Due diligence on a SEIS investment is not the same as buying a listed share. You are backing an early-stage company where public information is limited, management accounts are the primary financial data, and the outcome is highly uncertain. The quality of your due diligence is one of the most significant factors in your eventual returns.
This checklist covers the key areas to investigate before committing capital to any SEIS opportunity.
1. HMRC qualification
- Has HMRC Advance Assurance been received? Ask to see the letter.
- Is the company within the SEIS limits? (Under 3 years old, fewer than 25 employees, assets under £350,000, total SEIS raised under £250,000)
- Will the shares issued be ordinary shares? (SEIS requires ordinary non-preferential shares)
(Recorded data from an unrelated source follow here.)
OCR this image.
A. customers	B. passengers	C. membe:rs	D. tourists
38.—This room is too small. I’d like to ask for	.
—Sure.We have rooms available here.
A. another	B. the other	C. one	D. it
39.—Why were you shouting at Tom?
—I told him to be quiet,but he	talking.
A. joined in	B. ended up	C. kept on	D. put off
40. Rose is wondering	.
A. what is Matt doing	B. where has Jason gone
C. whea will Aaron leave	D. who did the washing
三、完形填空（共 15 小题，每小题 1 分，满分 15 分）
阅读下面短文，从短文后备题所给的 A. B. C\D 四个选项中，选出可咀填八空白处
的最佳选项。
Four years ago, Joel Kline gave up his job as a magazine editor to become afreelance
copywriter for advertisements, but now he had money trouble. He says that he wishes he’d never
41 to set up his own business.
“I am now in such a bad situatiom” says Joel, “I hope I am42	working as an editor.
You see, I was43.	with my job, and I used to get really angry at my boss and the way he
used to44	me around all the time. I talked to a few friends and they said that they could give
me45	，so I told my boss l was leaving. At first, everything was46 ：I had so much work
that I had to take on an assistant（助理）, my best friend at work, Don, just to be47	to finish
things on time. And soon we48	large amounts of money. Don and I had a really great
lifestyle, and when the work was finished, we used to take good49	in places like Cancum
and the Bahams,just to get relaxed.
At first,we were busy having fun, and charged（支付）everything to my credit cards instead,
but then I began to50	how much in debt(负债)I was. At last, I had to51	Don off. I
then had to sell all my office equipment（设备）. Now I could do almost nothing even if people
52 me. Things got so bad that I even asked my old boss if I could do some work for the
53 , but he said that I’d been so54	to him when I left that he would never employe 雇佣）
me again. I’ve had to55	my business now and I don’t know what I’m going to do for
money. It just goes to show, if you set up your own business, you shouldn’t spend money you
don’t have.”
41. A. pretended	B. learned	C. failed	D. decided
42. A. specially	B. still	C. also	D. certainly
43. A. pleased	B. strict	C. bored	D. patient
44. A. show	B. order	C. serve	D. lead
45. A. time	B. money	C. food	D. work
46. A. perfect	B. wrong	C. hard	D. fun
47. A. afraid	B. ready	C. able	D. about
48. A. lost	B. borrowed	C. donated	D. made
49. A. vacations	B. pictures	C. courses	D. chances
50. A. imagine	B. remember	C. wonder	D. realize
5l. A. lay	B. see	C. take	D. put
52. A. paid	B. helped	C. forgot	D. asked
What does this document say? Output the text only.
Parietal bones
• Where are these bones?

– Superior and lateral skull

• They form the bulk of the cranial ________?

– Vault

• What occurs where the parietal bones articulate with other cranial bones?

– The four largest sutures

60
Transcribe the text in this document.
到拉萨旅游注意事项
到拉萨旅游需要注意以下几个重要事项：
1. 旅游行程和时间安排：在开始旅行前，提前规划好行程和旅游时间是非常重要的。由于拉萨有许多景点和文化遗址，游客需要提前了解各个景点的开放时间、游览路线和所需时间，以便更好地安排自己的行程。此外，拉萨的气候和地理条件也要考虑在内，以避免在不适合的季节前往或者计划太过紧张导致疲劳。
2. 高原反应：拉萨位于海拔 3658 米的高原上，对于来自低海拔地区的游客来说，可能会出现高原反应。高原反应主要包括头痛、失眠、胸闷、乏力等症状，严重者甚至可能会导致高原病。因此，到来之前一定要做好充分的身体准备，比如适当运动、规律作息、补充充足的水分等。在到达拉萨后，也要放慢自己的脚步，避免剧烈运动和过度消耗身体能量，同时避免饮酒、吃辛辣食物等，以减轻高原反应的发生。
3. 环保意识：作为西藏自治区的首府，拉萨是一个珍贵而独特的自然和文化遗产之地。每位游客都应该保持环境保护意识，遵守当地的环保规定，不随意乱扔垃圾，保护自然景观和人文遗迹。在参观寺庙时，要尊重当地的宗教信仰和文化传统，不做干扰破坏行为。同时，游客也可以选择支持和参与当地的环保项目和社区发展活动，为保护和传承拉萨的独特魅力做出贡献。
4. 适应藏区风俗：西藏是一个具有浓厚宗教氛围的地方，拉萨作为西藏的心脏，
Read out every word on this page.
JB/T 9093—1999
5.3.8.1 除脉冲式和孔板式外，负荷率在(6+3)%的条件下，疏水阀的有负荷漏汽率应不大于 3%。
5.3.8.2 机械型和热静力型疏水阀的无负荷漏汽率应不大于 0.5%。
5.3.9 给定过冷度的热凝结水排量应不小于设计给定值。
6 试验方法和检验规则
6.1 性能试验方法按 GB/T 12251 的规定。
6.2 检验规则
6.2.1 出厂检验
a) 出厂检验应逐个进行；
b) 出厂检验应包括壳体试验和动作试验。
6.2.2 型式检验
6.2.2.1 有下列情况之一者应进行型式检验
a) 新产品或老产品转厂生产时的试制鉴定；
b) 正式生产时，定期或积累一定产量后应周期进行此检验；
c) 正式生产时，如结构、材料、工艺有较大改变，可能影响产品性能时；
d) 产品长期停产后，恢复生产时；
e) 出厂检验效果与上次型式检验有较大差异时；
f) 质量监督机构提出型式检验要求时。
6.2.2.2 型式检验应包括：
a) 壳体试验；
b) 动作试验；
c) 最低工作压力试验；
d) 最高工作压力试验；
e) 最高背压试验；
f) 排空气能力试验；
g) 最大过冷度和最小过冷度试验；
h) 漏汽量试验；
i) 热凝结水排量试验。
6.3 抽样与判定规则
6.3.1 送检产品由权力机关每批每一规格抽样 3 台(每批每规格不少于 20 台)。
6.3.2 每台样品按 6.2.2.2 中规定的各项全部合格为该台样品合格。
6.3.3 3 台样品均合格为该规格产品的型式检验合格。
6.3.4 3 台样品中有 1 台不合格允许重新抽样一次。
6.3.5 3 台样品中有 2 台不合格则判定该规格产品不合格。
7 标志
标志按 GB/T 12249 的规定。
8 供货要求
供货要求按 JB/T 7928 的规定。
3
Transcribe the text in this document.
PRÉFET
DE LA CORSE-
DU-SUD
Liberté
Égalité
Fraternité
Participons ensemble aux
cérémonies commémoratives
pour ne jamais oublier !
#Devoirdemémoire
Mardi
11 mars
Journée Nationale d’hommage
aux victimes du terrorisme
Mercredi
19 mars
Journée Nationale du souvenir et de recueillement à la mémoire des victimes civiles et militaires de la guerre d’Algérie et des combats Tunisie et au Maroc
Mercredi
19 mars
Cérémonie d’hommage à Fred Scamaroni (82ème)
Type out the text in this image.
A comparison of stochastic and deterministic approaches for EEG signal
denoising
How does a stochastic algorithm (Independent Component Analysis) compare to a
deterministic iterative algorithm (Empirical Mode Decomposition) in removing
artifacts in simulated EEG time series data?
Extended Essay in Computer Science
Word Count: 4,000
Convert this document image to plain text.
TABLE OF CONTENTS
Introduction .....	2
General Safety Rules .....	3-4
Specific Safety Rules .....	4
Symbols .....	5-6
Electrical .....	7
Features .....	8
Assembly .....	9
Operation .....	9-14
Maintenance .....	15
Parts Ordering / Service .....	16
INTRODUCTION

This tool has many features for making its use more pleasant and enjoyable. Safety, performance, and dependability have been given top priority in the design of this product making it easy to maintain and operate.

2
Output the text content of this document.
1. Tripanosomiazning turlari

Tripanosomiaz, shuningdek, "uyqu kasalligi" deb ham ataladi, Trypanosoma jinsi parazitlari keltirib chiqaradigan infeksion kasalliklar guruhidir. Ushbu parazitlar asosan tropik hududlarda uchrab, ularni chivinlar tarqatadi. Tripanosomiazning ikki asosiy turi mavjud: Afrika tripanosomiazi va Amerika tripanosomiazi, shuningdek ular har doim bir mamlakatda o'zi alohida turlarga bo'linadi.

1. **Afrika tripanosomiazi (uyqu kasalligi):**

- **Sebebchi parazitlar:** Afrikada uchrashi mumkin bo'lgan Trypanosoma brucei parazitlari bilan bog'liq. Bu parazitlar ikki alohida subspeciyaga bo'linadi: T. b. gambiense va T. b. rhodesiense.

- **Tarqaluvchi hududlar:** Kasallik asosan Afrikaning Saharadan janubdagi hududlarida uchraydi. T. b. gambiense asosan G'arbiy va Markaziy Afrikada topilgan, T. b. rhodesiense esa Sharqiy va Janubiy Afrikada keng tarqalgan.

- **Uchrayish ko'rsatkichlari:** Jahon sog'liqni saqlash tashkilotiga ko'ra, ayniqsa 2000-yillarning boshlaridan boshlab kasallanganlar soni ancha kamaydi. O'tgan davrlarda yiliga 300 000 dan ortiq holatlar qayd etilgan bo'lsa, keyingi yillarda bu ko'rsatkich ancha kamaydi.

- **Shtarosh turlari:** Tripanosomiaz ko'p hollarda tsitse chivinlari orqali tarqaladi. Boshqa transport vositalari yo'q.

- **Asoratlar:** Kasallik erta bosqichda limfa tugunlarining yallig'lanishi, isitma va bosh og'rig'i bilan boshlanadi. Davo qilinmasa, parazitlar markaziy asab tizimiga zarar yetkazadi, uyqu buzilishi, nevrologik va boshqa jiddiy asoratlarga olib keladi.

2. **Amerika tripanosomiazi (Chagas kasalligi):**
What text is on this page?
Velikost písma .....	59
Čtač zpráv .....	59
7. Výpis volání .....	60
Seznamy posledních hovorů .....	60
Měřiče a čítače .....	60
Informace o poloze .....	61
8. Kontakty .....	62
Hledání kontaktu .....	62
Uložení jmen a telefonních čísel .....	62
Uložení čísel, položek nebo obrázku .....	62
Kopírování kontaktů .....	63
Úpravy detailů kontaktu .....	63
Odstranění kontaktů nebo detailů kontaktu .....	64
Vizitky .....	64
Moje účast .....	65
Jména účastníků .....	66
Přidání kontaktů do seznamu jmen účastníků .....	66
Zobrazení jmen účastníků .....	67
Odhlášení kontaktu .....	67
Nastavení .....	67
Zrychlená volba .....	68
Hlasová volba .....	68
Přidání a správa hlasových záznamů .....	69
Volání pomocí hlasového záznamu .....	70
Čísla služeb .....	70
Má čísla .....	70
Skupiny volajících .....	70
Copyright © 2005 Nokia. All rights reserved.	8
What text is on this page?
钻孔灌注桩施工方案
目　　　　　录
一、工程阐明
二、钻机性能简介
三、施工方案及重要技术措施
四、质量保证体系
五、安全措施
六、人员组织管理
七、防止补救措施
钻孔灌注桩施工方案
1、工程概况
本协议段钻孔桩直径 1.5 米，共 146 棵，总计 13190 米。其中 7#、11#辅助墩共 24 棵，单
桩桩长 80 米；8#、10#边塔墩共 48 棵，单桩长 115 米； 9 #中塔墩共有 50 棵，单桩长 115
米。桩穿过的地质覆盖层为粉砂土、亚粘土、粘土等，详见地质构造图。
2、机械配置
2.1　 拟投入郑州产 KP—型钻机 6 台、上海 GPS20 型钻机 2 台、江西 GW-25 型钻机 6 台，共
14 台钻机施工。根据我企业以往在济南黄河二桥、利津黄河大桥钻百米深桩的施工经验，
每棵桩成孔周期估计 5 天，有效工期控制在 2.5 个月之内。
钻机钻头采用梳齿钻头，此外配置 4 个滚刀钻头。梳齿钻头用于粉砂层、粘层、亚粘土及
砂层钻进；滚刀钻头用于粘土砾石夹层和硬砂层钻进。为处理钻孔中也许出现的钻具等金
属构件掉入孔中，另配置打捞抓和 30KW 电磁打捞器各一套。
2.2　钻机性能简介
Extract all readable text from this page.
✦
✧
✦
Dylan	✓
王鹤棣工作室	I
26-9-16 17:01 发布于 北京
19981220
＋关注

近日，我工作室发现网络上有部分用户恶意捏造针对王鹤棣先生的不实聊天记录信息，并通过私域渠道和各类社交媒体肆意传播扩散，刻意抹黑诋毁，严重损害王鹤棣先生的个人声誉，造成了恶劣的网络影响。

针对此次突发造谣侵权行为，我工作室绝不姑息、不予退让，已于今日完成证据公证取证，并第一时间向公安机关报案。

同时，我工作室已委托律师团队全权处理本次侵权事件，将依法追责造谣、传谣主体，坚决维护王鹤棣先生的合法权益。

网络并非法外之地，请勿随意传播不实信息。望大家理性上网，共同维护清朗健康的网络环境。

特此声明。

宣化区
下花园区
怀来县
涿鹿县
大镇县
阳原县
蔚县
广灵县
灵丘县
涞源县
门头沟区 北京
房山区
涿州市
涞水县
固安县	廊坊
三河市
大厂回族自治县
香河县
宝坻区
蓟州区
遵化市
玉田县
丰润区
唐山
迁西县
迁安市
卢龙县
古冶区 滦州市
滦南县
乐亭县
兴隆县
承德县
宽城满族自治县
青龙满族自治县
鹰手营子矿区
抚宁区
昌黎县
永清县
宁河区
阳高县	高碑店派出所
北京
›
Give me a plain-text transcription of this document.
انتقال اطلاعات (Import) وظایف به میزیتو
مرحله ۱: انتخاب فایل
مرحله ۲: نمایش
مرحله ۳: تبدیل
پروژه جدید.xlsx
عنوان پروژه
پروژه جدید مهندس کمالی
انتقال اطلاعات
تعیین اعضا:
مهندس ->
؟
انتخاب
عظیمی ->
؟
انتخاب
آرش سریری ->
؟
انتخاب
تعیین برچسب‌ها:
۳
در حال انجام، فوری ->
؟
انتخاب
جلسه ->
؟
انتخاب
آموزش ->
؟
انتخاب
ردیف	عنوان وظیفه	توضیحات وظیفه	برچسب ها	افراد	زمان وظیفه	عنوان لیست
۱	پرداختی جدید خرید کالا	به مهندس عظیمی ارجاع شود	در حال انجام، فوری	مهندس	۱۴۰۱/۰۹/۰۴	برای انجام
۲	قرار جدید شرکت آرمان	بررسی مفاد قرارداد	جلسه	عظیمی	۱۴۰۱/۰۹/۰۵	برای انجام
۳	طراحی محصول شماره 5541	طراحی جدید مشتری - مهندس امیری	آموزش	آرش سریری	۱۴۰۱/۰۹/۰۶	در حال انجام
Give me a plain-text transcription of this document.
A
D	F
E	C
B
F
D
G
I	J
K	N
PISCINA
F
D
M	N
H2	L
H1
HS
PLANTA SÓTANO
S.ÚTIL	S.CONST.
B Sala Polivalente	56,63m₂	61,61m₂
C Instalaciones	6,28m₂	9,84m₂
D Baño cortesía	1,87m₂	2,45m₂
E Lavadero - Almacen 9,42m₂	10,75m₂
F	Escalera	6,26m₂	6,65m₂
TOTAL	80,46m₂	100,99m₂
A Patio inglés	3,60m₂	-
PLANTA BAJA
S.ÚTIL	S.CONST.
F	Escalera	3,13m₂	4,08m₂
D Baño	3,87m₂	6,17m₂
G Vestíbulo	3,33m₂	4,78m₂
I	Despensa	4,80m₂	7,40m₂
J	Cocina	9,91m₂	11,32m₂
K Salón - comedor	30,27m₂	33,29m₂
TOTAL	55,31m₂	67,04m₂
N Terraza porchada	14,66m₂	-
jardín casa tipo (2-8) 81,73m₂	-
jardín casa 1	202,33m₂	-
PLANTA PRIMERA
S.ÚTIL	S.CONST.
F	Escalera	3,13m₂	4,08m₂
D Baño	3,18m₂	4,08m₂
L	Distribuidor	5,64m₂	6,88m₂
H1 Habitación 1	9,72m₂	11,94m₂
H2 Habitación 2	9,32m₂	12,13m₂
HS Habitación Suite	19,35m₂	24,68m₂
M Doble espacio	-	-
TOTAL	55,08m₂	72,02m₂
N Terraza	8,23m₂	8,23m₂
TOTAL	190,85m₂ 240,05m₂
- Has the company had any HMRC correspondence raising concerns about qualification?
- Has independent legal or tax advice been obtained on SEIS eligibility?
2. The founding team
- What are the founders' relevant backgrounds? Have they built companies before?
- What is their domain expertise in the market they are entering?
- Are all key founders committed full-time?
- What is the shareholding structure? Is there a co-founder dynamic that works?
- Have you spoken to the founders directly — not just read the pitch deck?
3. The business model and market
- Is there evidence of real customer demand — paying customers, signed letters of intent, waitlists?
- Is the market large enough to support the kind of exit that justifies SEIS risk?
- What is the unit economics story? Does the company have a credible path to contribution margin positivity?
- Who are the competitors and what is the company's genuine differentiation?
- Is the problem being solved a genuine pain point, or a nice-to-have?
4. Financials
- What is the current monthly burn rate and how long does the raise give the company before it needs more capital?
- What are the current revenue figures (if any) and growth rate?
- What is the use of proceeds — is it specific and credible?
- Have independent accounts been prepared? Are there any going concern issues?
- What is the cap table? Who else is invested and at what valuation?
5. Legal and structural
- Is the company incorporated in the UK as required for SEIS?
- Are there any outstanding legal proceedings or material disputes?
- Is intellectual property owned by the company — not by a founder personally?
- Have key employees signed appropriate IP assignment and confidentiality agreements?
- Are the subscription documents and articles of association investor-friendly?
6. The valuation
- What is the pre-money valuation and how was it arrived at?
- How does it compare to comparable SEIS-stage companies in similar markets?
- What multiple of current revenue (if any) does the valuation represent?
- At what exit valuation would you achieve a satisfactory return after the dilution of future rounds?
Editorial disclaimer: This article is produced by EIS Insider for information purposes only. It does not constitute financial advice or an investment promotion. SEIS and EIS investments carry significant risk including the total loss of capital invested. Tax reliefs depend on individual circumstances and are subject to change. Always seek independent financial advice before making any investment decision. EIS Insider is not regulated by the Financial Conduct Authority.